The EB-5 Immigrant Investor Program allows foreign nationals to apply for permanent resident status after making an investment in a qualifying U.S. business. An EB-5 business can be located anywhere in the United States. However, EB-5 investments must be made in either new commercial enterprises (NCEs) or troubled businesses. NCEs are for-profit businesses that were created or restructured after November 29, 1990. They are usually structured as newly formed partnership entities in which each EB-5 investor registers as a limited partner. On the other hand, troubled businesses are enterprises that have experienced a net loss of at least 20% during the last 12 to 24 months.
In addition to requiring that EB-5 investments be made in NCEs or troubled businesses located within the country, United States Citizenship and Immigration Services (USCIS) has set out several guidelines regarding the nature of EB-5 capital. EB-5 investors must create at least 10 full-time jobs for qualifying U.S. workers, invest the required minimum amount in their EB-5 projects, and carefully document the sources of their funds to prove their legality. Further, all EB-5 investment capital must remain at risk. The investor’s I-526 petition should prove that these criteria were met.

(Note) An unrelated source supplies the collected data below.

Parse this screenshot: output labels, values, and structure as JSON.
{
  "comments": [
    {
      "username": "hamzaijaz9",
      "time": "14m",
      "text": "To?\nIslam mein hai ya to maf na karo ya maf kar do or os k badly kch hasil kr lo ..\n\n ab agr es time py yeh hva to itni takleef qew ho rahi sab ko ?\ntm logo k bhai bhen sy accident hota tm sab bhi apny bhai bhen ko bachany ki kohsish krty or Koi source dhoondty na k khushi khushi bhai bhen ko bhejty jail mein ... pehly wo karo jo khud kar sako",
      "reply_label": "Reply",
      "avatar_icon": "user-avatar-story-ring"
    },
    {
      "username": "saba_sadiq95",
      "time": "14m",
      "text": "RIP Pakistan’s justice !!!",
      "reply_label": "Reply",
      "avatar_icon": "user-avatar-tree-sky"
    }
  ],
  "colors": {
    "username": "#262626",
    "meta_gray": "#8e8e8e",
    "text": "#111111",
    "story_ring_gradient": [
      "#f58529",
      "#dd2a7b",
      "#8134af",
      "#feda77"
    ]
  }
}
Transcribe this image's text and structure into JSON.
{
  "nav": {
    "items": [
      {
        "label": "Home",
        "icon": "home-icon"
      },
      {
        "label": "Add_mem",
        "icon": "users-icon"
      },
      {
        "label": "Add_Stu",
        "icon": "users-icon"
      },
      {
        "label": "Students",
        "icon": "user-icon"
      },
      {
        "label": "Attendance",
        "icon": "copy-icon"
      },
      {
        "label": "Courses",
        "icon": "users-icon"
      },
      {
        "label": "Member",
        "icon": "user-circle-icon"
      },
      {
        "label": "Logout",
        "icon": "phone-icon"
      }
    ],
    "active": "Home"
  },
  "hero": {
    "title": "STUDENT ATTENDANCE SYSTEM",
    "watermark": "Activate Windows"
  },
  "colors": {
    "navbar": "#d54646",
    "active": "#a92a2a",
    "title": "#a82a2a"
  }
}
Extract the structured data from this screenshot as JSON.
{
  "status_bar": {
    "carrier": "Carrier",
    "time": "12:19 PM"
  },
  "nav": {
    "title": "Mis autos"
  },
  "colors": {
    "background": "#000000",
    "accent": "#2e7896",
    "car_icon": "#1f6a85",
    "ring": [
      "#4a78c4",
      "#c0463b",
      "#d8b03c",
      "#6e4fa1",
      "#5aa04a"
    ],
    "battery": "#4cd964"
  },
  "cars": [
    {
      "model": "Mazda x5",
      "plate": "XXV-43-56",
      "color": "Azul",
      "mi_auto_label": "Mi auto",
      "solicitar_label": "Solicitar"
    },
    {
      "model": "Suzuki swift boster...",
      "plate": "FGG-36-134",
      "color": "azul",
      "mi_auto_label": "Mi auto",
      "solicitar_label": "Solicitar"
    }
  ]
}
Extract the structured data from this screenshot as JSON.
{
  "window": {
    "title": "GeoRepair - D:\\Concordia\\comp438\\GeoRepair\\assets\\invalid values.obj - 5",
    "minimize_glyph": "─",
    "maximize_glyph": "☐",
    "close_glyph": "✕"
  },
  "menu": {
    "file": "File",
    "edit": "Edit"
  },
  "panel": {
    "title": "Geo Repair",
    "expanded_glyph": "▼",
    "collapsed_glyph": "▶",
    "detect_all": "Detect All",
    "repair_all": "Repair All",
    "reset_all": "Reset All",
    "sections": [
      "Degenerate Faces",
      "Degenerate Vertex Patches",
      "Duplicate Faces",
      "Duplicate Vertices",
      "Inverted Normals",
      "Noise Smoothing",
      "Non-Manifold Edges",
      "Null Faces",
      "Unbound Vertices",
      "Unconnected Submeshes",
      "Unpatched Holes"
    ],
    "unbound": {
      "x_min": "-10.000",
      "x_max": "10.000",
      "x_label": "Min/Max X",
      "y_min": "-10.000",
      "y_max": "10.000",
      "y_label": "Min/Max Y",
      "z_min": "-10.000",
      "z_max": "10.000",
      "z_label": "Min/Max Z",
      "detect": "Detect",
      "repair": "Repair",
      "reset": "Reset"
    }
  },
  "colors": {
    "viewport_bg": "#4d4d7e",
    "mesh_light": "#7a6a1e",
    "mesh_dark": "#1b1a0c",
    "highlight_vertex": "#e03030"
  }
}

The minimum investment amount for EB-5 projects located in a targeted employment area (TEA) is $900,000. EB-5 projects located outside TEAs require a minimum investment of $1,800,000. Naturally, the majority of EB-5 investors prefer to fund projects located in TEAs to benefit from the lower amount requirement. A TEA is either an area with high unemployment or a rural area. To qualify as a high unemployment TEA, an area must have an unemployment rate greater than 150% of the national average. Rural TEAs are designated as such only if they are not located inside a metropolitan statistical area (MSA) or on the borders of a town or city with more than 20,000 residents. These data must agree with the most recent 10-year U.S. Census.